Higgins plays down chairman’s departure despite claims of budget problems and squabbling

David Higgins, CEO of the Olympic Delivery Authority, has played down the shock departure of Jack Lemley, the organisation’s chairman. Higgins said Lemley’s exit last week would have “no big impact” on the ODA.

He said he did not know when a replacement would be appointed: “It might not be by Christmas or spring but there will be a proper vetting process.”

Lemley’s role is being filled temporarily by deputy chairman Sir Roy McNulty. Lemley this week revealed his real reasons for quitting the ODA: a strong chance the project would go well over budget, plus slow progress on the programme and political squabbles.

The revelations came in an interview with a local newspaper in his hometown of Idaho, where he returned on Monday to continue to lead his construction consultancy Lemley Associates. Lemley told the Idaho Statesman: “I went there to build things not to sit and talk about it.” He said he didn’t want to wreck his reputation for delivering projects on time and on budget, so he “felt it was better to come home now than face that in five or six years.”
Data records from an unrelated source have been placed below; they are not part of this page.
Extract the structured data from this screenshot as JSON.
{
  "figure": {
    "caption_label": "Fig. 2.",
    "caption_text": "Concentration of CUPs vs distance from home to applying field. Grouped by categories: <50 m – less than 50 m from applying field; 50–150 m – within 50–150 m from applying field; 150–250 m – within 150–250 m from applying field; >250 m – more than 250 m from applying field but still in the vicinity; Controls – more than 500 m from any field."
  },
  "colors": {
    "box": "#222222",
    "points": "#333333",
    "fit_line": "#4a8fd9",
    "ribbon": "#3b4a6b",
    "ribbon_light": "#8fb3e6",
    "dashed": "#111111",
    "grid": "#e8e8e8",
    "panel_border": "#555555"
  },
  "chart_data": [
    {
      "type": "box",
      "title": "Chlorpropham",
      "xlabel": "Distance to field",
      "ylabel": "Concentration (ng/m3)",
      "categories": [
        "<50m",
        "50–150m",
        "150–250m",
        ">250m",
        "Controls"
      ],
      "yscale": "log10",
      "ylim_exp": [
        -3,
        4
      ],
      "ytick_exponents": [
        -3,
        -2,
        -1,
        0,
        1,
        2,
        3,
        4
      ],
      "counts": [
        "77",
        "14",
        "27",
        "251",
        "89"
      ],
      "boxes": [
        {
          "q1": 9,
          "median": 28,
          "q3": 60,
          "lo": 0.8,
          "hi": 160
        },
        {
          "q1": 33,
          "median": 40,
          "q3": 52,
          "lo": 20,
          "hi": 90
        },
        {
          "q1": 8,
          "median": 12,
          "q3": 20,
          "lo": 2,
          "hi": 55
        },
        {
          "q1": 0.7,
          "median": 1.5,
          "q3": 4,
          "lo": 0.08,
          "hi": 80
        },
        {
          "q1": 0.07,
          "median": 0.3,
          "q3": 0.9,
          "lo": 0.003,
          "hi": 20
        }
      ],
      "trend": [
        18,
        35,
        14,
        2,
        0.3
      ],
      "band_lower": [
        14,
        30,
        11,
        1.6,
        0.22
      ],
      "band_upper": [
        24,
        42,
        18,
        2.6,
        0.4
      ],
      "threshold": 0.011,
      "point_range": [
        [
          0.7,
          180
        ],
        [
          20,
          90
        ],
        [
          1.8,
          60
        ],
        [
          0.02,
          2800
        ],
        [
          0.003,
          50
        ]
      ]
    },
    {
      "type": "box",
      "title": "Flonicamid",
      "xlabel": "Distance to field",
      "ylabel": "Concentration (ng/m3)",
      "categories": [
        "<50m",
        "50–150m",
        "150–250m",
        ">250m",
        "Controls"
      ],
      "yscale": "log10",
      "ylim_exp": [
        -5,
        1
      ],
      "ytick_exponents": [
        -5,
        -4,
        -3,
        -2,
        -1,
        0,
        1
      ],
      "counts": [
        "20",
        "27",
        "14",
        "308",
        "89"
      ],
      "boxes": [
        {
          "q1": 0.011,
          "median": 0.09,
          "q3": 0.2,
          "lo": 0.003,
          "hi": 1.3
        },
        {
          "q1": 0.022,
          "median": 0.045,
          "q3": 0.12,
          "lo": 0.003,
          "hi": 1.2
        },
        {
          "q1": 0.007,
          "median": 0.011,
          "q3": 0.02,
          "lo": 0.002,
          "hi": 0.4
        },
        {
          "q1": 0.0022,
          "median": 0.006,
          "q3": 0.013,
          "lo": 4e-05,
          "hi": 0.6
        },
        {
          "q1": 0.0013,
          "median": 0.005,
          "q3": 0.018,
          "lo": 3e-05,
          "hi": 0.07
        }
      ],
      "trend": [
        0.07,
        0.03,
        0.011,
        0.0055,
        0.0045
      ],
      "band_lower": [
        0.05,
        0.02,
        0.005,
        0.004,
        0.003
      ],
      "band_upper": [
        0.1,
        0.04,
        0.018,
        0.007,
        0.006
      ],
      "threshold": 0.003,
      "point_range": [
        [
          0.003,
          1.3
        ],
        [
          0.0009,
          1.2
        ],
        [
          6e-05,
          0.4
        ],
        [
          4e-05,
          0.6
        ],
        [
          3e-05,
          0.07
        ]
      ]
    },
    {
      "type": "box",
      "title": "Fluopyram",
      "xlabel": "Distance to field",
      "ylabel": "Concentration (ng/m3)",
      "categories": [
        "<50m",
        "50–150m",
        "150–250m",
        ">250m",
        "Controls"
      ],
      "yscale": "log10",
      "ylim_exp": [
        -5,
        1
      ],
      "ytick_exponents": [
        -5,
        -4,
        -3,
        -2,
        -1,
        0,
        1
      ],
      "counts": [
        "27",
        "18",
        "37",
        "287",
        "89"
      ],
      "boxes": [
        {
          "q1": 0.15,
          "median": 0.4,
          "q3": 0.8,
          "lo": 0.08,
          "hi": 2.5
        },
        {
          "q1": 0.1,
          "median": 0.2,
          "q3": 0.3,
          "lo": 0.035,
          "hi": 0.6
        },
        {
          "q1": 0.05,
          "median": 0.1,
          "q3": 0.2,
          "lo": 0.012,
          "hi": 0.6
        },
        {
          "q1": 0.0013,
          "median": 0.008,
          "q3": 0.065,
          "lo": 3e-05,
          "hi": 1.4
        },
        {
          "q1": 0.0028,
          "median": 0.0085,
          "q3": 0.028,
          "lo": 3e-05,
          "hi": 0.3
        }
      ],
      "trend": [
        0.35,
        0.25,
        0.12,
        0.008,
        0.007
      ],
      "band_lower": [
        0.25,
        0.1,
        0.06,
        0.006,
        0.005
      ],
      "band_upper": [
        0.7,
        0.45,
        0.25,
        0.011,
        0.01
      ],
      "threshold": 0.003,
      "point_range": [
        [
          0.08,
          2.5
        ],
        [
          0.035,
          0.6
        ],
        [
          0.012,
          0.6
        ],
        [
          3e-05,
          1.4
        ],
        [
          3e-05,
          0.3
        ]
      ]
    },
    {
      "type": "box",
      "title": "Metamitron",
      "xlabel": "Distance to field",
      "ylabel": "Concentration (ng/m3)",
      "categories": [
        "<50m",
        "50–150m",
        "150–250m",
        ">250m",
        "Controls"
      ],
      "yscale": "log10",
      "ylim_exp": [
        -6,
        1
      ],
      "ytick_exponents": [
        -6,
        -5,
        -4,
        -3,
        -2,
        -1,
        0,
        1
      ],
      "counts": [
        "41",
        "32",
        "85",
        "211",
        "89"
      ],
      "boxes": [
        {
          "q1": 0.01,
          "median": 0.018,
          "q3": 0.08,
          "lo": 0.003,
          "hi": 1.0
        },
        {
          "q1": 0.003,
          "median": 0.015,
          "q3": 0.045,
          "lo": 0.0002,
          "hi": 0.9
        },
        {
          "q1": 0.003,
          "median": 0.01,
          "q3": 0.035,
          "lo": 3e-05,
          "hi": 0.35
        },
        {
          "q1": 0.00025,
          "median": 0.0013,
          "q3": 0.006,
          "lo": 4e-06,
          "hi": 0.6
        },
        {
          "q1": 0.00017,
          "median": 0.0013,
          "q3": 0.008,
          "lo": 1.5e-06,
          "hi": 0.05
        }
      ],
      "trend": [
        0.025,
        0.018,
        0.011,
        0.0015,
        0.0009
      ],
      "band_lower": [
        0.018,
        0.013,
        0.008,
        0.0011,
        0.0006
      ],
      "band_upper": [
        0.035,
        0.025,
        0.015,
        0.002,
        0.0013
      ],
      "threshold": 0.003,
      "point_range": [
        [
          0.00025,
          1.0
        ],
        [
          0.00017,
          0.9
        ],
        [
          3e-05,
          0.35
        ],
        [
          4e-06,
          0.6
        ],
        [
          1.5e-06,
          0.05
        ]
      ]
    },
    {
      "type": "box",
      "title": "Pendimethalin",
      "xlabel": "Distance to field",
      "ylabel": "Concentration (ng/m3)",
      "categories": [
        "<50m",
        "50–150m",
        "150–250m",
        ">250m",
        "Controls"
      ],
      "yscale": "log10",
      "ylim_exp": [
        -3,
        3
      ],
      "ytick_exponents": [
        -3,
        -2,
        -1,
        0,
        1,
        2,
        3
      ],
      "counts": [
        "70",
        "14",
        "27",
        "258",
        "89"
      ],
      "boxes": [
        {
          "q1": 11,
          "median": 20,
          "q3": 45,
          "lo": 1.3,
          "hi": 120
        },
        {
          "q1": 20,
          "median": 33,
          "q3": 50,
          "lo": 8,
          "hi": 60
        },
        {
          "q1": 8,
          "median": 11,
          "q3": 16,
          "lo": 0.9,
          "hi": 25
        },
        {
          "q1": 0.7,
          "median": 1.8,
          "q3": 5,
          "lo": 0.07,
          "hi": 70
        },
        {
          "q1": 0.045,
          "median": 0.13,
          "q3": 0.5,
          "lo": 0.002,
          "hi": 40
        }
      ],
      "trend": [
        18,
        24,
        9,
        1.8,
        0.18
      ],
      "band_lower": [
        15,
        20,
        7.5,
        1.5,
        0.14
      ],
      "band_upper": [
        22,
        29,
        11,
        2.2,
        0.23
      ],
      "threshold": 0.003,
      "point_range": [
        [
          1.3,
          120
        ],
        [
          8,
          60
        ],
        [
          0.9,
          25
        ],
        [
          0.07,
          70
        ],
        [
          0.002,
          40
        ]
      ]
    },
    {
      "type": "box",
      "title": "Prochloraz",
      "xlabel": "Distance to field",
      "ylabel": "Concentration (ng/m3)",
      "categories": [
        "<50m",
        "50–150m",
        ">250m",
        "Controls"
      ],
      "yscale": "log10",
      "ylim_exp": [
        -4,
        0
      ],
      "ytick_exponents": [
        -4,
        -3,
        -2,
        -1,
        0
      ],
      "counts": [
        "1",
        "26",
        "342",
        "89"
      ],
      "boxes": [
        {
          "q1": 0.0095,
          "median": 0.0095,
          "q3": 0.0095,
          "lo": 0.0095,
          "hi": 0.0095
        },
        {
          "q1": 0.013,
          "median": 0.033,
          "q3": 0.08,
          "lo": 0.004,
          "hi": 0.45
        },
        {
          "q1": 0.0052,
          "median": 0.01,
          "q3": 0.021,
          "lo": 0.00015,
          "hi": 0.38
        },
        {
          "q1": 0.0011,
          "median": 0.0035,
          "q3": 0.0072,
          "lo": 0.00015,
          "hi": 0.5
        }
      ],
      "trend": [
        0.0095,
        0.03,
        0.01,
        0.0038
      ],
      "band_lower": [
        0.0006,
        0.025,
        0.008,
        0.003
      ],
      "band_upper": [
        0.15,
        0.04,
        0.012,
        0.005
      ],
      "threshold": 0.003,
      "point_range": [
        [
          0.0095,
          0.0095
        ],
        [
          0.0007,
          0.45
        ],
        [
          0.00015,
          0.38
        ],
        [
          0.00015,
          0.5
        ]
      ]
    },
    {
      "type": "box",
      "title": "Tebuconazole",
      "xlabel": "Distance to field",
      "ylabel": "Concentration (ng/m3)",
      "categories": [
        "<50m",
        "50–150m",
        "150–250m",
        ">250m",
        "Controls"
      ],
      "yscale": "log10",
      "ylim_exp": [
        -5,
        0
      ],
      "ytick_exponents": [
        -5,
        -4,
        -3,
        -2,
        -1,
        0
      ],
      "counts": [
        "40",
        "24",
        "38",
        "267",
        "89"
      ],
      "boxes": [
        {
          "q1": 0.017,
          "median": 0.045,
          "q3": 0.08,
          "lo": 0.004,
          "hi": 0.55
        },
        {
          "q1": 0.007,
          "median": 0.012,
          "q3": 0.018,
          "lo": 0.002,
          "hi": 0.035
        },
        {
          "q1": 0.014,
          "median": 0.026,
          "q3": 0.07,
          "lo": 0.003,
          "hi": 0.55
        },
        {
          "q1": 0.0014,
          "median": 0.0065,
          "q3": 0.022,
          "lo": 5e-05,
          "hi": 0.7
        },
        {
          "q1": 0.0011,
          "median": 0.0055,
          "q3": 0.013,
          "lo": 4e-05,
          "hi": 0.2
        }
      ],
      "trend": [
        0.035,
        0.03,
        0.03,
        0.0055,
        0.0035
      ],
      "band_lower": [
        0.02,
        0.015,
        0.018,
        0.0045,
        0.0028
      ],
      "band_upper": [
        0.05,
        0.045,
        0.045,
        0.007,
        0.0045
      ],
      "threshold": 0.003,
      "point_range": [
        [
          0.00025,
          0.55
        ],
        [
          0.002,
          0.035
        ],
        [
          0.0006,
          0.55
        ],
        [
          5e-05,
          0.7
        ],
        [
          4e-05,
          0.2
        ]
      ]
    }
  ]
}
The original bidding documents for the 2012 Olympic project put the cost of the building programme at around £2.3bn but some sources have suggested the final price tag could be closer to £6bn.

Lemley criticised the plan to shrink down the Olympic stadium from an 80,000-seat athletics venue to a 25,000-seat football stadium. “A football field is not compatible with an athletic stadium.”

He also said the process of negotiating with local businesses in order to clear them off the Olympic site had hindered the pace of the project. “Some of them were happy to move, and some of them weren’t. In any event there was a huge amount of local politics.”